At Milwaukee’s The Alchemist Theater – on Milwaukee Volume (STSJ 180) – the music opens up in a trilling, more spacious manner. Vandermark sounds even more fluid and inventive on his clarinet here, pulling out some Giuffre-like phrases that show his range. Again they seem to have an inclination for space, as Nilssen-Love plays with his snare, turning it on and off to get a rounded tom sound and then a rattle, with Vandermark exploring each tonal shift amidst his very delicate phrasing. When they shift into the tenor phase here, they continue to avoid the headlong rush that too many duos coast on, and they also steer clear of the particular kinds of repetition they get up to on the Chi volume. Instead, amidst generally good listening (but not slavish chit-chat), Vandermark sets the pace with a few well formed ideas that are good vehicles for variation. They change direction on “Cause of Action,” with some tasty warp/woof circling breathing and scratchy asides, and follow it up with the circuitous “Cut and Thrust.”

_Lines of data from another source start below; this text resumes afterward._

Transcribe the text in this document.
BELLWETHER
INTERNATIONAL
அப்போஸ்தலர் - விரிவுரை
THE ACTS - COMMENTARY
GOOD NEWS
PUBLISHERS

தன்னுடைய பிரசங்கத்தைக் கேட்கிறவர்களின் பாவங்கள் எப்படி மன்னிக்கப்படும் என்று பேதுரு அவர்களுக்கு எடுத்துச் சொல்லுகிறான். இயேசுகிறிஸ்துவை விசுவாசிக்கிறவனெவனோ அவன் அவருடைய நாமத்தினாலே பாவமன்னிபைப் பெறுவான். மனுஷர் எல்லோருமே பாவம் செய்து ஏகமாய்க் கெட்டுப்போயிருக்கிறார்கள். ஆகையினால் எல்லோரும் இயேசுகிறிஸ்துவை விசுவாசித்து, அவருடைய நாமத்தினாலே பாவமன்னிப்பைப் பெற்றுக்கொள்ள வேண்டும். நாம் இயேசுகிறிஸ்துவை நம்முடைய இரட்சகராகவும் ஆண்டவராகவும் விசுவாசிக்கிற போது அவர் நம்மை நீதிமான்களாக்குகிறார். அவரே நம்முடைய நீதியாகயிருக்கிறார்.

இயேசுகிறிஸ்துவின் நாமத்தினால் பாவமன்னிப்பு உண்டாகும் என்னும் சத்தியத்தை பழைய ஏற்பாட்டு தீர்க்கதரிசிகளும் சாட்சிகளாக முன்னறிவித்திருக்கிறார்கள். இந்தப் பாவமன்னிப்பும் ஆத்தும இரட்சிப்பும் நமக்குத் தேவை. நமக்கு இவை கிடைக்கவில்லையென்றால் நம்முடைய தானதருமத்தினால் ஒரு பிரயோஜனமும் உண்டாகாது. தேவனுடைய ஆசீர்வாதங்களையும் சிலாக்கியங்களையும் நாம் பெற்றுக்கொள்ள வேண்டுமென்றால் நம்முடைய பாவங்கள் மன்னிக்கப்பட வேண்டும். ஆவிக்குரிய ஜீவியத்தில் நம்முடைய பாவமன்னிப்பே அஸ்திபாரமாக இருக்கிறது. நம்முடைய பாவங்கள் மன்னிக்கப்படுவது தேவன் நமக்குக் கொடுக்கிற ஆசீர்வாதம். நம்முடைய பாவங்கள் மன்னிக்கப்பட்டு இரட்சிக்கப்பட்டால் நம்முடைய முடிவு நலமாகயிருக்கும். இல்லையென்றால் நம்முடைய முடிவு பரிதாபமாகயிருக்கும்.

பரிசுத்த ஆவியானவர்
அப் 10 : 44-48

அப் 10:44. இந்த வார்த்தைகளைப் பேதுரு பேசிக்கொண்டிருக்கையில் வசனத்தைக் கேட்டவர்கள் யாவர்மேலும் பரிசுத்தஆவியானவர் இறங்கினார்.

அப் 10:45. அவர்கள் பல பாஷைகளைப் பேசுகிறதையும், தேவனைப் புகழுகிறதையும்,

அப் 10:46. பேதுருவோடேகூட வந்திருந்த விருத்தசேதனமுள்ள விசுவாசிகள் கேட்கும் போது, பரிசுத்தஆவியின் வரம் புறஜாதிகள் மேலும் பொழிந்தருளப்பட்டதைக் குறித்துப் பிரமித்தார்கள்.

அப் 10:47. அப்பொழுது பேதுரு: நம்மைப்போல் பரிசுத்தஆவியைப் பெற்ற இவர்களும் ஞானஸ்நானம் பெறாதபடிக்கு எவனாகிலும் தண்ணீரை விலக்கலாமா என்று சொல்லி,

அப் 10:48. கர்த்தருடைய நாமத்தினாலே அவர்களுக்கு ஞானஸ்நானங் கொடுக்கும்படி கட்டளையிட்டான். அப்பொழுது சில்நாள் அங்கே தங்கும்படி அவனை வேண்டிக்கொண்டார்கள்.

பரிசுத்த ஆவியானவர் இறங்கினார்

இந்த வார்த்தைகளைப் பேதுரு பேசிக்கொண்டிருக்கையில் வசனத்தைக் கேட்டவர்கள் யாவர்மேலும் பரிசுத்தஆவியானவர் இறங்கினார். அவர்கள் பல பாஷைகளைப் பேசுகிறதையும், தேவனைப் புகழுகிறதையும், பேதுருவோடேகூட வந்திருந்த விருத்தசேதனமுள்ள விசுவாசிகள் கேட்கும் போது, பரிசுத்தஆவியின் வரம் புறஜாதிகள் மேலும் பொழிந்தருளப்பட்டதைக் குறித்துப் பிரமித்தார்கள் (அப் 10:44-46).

On Lean Left (STSJ 166) they’re joined by guitarists Andy Moor and Terrie Ex for a hot live set at Amsterdam’s Bimhuis. “Left Lung” opens with Nilssen-Love in a decidedly Lovens-y mood, with woodblock patterns and subtle volume swells. When Vandermark’s lusty, grainy tenor sound gets to soaring, they sculpt the sound down to a powerhouse riff which pushes its way through to “Lean Over.” It’s only here that the guitarists enter, with a howl and whine of uncontained feedback erupting with great surprise. The music all falls apart marvelously, as the guitarists drag the sound into their spring-loaded workshop, with all manner of metallic mischief: buzzing obsessive strums, 1950s Acme rocket science, No Wave, and Company week on Saturn. Speaking of which, when the music cools down at length, Vandermark has a laugh and plays “Sun Ra and his band from outer space have entertained you here” for a few measures. It’s a joyous set, filled with great contrast and depth of sound as the reedist and drummer follow their nose only to have the Ex stink up the joint with marvelous mischief.